Expert Commentary

Evaluating the relative environmental impact of countries

2010 study by Harvard, Princeton, the University of Adelaide, and the National University of Singapore on the environmental impact of a large set of countries.

Just as nations have different levels of population, industrial and agricultural production, income and education, so they have varied environmental impacts. Such impacts aren’t stable over time: Countries’ use of resources and generation of wastes often rises as production grows, then may fall as cleaner technologies and better environmental practices come into use. While this trend has been theorized, empirical evidence has been mixed.

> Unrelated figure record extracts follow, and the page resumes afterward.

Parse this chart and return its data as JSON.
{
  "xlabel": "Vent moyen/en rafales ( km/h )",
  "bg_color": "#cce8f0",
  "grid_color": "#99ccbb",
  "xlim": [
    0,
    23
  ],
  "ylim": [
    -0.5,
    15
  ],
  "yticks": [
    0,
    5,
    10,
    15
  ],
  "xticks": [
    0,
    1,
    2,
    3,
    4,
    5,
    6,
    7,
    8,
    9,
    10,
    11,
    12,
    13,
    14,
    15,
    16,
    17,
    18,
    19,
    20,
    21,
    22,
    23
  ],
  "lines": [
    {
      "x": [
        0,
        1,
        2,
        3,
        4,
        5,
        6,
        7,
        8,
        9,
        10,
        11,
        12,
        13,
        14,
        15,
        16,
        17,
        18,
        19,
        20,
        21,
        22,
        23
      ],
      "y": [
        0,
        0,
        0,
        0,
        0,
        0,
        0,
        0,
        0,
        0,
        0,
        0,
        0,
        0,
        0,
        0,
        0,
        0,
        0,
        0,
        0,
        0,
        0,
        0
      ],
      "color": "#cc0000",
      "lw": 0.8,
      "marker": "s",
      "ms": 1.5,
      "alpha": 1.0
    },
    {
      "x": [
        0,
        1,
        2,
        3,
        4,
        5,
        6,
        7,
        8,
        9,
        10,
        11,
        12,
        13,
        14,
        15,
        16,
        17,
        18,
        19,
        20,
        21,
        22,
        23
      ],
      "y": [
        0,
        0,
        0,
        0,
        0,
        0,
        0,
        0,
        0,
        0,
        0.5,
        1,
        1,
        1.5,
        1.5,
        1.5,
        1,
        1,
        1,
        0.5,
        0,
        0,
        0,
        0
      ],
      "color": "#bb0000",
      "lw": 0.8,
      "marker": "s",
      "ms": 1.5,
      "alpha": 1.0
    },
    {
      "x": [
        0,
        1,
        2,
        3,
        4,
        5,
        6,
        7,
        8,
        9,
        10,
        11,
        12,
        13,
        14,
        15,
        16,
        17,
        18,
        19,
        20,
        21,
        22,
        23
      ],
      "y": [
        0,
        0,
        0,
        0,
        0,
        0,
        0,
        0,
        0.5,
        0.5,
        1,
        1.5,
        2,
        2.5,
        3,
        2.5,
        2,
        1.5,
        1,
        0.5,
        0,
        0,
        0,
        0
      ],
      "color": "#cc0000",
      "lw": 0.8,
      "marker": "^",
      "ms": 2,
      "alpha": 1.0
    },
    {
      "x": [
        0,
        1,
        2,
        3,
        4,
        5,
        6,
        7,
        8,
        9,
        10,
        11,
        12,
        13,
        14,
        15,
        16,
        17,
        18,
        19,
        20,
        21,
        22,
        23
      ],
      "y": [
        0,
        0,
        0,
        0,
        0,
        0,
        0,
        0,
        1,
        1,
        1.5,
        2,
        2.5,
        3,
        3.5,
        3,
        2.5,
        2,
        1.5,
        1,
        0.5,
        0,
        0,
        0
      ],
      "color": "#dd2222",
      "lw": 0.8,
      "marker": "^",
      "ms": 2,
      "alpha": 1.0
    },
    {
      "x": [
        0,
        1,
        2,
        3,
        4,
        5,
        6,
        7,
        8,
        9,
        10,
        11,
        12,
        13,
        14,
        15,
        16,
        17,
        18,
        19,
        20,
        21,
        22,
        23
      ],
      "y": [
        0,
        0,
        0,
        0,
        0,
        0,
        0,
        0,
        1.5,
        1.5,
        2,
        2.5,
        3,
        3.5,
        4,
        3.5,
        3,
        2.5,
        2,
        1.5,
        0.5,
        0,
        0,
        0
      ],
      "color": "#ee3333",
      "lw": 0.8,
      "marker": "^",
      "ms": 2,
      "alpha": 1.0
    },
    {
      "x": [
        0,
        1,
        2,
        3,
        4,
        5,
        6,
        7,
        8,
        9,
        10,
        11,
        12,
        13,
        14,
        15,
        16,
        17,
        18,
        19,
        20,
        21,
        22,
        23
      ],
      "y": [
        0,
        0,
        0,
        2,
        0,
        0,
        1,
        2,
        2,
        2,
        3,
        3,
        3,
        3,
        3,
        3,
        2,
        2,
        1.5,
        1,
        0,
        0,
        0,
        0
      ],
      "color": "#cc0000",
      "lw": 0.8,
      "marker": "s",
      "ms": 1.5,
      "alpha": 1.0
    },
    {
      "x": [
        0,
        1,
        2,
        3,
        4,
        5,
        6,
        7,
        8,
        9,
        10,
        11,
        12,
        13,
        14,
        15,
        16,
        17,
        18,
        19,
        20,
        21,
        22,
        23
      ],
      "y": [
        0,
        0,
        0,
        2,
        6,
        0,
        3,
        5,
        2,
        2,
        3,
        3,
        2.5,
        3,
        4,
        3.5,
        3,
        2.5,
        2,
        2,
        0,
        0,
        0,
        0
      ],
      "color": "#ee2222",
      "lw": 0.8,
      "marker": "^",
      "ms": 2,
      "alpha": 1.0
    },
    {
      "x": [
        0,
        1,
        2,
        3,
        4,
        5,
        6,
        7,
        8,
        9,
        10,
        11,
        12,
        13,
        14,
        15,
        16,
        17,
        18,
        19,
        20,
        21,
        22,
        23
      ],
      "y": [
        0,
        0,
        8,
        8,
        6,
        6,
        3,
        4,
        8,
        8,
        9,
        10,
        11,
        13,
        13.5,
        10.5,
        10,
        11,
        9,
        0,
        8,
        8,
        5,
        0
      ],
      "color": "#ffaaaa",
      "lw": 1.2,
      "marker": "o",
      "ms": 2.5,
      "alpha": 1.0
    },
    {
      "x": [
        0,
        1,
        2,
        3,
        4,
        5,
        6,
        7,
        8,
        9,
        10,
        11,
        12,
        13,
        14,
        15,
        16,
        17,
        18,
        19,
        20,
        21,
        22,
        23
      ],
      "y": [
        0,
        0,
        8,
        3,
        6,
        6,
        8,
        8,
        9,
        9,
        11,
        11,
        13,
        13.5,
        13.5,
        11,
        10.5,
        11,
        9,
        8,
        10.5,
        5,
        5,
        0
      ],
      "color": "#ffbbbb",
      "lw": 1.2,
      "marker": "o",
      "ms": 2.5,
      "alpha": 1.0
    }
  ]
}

A 2010 study from researchers at Harvard, Princeton, the University of Adelaide and the National University of Singapore, “Evaluating the Relative Environmental Impact of Countries,” examines the pattern of environmental impact across a large set of countries. The authors rank countries by their environmental impact both in terms of their proportional (relative to resource availability per country) and absolute (total degradation as measured by different environmental metrics) resource consumption, deforestation, pollution and biodiversity loss. The study was published in PLoS ONE, a peer-reviewed, open-access online publication.

The paper’s findings include:

  • Asian countries such as China, Indonesia and Japan appeared to have the greatest negative environmental impact.
  • The countries with the highest proportional degradation are Singapore, Korea, Qatar, Kuwait, Japan, Thailand, Bahrain, Malaysia, the Philippines and the Netherlands.
  • In terms of absolute degradation, the top countries are Brazil, the United States, China, Indonesia, Japan, Mexico, India, Russia, Australia and Peru.
  • Support for the theory that a country’s environmental impact rises and then falls over time was not strong. While there was a weak correlation between per capita wealth and proportional environmental impact, the need for economic growth continues to dominate improvements in environmental practices.

The authors suggest that these metrics could be used by countries to develop policies to address their environmental impact. They highlighted the need for both developing and developed countries to intensify efforts to design and implement policies to facilitate better environmental performance.